Cette baisse s'explique en grande partie par les mesures d'allègement fiscal adoptées par le gouvernement en réponse aux récentes hausses importantes des prix à la consommation.
Ces estimations sont la preuve que le gouvernement « tient sa promesse de ne pas s'enrichir sur l'inflation », a fait valoir le ministre des Finances, Christian Lindner.
Malgré la baisse des prélèvements, l'Allemagne reste un « pays à forte fiscalité », a insisté M. Lindner.
Néanmoins, le gouvernement « ne pourra pas se permettre tout ce que nous avons entrepris », a-t-il ajouté.

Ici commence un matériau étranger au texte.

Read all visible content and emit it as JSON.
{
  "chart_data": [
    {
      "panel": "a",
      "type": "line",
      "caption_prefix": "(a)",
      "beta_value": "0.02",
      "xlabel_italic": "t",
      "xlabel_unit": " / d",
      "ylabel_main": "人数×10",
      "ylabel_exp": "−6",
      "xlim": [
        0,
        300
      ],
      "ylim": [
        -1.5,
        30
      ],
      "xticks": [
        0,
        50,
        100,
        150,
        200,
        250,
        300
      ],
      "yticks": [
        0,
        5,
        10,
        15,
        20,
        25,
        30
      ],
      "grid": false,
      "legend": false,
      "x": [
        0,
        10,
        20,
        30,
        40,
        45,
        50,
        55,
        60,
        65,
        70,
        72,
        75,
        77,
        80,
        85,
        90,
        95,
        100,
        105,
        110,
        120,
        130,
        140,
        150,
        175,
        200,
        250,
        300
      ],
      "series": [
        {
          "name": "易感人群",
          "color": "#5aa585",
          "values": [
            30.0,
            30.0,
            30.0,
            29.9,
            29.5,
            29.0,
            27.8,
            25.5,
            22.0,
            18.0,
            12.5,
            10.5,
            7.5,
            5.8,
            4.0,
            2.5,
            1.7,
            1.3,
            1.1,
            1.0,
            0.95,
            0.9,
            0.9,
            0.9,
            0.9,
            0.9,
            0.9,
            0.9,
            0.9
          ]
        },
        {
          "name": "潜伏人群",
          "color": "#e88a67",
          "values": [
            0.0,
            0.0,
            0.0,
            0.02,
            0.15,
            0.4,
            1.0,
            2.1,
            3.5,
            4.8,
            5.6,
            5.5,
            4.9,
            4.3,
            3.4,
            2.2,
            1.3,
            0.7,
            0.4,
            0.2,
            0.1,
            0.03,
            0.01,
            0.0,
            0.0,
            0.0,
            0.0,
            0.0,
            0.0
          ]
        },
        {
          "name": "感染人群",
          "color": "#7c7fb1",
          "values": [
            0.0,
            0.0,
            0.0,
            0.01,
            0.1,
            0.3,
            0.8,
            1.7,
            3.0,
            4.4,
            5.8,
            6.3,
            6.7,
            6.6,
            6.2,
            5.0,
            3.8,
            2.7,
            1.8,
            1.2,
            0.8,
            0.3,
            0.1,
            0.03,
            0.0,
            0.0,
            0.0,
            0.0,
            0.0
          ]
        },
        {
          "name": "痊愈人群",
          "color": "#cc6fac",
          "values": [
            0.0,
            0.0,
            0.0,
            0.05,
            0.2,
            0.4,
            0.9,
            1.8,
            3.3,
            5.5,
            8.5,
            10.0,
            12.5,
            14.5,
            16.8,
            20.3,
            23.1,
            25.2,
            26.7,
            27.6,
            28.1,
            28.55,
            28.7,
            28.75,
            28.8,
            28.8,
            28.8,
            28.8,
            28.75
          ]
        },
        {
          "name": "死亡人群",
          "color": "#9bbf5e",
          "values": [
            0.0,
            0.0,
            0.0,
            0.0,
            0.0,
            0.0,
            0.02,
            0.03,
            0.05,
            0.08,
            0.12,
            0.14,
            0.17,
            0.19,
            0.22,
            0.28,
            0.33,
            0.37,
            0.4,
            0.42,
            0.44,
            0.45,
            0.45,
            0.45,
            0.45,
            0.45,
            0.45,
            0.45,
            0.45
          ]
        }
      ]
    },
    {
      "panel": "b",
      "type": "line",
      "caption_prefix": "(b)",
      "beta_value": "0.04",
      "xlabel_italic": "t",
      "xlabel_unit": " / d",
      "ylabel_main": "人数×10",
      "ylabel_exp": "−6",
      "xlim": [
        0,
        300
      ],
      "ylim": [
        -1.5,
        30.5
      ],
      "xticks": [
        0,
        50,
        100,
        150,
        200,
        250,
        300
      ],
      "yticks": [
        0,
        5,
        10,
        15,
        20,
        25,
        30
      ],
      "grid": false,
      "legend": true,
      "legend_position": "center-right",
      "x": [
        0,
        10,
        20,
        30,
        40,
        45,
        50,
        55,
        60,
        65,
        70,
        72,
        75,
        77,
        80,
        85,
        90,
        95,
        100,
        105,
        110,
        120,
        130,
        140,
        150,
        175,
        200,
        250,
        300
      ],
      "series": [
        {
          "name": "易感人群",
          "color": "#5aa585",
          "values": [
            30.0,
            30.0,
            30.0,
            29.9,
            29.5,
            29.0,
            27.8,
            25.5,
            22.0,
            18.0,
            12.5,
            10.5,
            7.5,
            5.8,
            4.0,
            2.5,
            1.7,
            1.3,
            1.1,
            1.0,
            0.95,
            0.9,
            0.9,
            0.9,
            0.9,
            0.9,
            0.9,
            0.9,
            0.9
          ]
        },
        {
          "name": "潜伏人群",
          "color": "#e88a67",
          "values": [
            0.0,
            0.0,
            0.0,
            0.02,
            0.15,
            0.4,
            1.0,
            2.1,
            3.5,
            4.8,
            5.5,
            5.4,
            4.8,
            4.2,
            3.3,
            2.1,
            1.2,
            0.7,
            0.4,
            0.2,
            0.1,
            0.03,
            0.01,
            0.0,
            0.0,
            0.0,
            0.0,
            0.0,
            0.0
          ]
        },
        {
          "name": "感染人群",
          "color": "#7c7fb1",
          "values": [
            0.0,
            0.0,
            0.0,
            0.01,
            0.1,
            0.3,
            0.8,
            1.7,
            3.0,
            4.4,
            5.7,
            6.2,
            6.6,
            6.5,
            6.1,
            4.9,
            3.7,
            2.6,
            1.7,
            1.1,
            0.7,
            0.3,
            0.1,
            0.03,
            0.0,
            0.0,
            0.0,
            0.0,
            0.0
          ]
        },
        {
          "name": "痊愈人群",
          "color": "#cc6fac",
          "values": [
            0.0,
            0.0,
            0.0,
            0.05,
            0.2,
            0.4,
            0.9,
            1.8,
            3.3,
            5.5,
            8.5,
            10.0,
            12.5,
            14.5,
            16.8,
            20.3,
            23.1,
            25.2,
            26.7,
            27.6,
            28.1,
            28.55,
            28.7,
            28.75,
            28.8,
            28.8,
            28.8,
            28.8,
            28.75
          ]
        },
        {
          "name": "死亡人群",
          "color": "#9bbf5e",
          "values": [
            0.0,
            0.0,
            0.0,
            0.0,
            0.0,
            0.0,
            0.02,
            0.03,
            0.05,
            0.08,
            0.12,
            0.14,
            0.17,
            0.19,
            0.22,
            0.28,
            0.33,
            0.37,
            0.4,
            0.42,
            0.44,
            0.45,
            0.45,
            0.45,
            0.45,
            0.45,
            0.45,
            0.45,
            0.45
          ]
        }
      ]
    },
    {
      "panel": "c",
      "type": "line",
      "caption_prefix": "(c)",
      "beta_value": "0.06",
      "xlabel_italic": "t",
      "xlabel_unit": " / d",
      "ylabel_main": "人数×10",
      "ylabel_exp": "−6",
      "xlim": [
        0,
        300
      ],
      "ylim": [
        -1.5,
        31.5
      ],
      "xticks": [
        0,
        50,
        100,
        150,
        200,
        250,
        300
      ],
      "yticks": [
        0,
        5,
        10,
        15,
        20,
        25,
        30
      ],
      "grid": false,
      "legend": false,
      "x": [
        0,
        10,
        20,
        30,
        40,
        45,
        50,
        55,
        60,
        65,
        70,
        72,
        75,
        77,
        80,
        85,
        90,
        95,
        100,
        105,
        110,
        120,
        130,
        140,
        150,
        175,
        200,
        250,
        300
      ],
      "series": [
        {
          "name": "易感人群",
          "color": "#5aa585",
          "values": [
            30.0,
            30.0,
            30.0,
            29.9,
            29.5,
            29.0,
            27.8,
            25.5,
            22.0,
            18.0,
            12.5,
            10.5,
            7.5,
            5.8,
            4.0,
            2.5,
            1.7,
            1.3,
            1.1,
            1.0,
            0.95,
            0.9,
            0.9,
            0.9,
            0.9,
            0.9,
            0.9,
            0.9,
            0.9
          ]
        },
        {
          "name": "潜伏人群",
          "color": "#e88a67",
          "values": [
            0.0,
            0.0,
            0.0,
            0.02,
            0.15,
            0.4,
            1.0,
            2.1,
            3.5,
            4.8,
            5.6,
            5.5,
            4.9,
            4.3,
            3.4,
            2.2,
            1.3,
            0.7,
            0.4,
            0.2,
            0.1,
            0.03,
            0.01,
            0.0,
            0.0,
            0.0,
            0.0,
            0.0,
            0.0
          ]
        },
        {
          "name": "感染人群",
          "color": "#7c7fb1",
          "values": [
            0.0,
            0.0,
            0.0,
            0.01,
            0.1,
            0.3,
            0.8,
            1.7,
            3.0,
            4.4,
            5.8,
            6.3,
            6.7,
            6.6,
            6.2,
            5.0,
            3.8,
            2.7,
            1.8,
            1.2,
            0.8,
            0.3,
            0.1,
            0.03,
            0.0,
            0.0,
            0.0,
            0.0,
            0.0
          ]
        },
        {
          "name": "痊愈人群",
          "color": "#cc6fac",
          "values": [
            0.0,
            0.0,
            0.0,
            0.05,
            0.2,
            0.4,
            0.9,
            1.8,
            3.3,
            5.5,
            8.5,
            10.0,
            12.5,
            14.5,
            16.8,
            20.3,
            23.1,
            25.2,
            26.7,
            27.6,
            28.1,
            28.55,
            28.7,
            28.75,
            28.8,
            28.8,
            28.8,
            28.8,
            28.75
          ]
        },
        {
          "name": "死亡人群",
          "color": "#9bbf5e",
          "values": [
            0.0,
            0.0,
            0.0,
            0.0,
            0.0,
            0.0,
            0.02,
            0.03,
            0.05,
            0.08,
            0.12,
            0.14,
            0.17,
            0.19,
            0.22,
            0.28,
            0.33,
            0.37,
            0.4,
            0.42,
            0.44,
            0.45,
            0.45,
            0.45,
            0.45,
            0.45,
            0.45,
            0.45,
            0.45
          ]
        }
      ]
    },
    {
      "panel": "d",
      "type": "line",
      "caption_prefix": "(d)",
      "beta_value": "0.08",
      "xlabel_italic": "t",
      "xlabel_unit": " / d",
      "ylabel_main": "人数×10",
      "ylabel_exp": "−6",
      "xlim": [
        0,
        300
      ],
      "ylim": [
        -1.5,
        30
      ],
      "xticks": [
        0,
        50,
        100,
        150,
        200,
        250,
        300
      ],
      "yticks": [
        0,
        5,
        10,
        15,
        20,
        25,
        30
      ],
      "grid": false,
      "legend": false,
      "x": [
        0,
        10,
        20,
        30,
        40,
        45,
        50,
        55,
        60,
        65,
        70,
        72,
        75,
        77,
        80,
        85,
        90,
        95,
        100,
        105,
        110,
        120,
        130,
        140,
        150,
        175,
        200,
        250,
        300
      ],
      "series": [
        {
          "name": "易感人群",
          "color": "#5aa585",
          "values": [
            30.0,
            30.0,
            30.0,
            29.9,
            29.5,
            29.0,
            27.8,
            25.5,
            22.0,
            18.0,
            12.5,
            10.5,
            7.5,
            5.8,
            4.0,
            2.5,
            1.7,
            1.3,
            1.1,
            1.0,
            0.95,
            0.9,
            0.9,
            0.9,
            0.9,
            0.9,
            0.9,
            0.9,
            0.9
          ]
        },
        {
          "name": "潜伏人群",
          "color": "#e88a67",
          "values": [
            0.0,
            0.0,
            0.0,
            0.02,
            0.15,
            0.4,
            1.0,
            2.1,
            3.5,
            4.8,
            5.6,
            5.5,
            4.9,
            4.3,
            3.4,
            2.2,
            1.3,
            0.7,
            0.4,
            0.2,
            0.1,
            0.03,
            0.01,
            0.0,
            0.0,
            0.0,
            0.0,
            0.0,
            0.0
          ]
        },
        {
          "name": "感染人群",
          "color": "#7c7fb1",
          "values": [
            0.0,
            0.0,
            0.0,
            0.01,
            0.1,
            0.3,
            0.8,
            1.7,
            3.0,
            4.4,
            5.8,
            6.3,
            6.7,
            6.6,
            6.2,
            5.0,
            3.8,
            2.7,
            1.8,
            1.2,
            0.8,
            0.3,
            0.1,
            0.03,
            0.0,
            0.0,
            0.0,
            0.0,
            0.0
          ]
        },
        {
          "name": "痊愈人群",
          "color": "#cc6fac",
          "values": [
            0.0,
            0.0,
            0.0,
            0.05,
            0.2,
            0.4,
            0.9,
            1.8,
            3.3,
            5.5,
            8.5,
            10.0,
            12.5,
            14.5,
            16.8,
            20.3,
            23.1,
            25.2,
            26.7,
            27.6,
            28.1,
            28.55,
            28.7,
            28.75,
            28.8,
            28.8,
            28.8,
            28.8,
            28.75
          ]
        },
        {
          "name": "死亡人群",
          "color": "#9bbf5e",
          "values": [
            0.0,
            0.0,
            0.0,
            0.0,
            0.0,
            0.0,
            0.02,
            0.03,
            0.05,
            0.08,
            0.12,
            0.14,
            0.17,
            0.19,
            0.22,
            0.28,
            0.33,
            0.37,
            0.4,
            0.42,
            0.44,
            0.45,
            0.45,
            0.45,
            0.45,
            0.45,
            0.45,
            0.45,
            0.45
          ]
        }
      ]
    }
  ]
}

La coalition tripartite allemande entre les sociaux-démocrates, les Verts et le FDP (pro-entreprises) s'est engagée dans un débat acharné sur les priorités en matière de dépenses.
L'augmentation des investissements militaires à la suite de l'invasion de l'Ukraine par la Russie et les fonds nécessaires pour lutter contre le changement climatique ont ajouté aux maux de tête budgétaires de Berlin.
Le projet de M. Lindner de présenter des propositions budgétaires en mars a dû être repoussé, les partis étant loin d'être parvenus à un accord.
« Lors de la préparation du budget pour l'année à venir, nous établirons des priorités strictes en matière de dépenses », a précisé M. Lindner, dont le parti, le FDP, est un défenseur de la doctrine de l'équilibre budgétaire.
« Au lieu d'inventer sans cesse de nouveaux programmes de dépenses, nous devons revenir à une politique fiscale axée sur la stabilité et l'offre », a exhorté M. Lindner, en ne dépensant que ce qui est prélevé en impôts.
L'Allemagne a suspendu son « frein à l'endettement » constitutionnel pour trois ans à partir de 2020 afin de gérer la crise du coronavirus.
Berlin prévoit toutefois de revenir à la règle budgétaire en 2023, qui limite les nouveaux emprunts annuels à 0,35 % du produit intérieur brut, ce qui exercera une nouvelle pression sur les dépenses.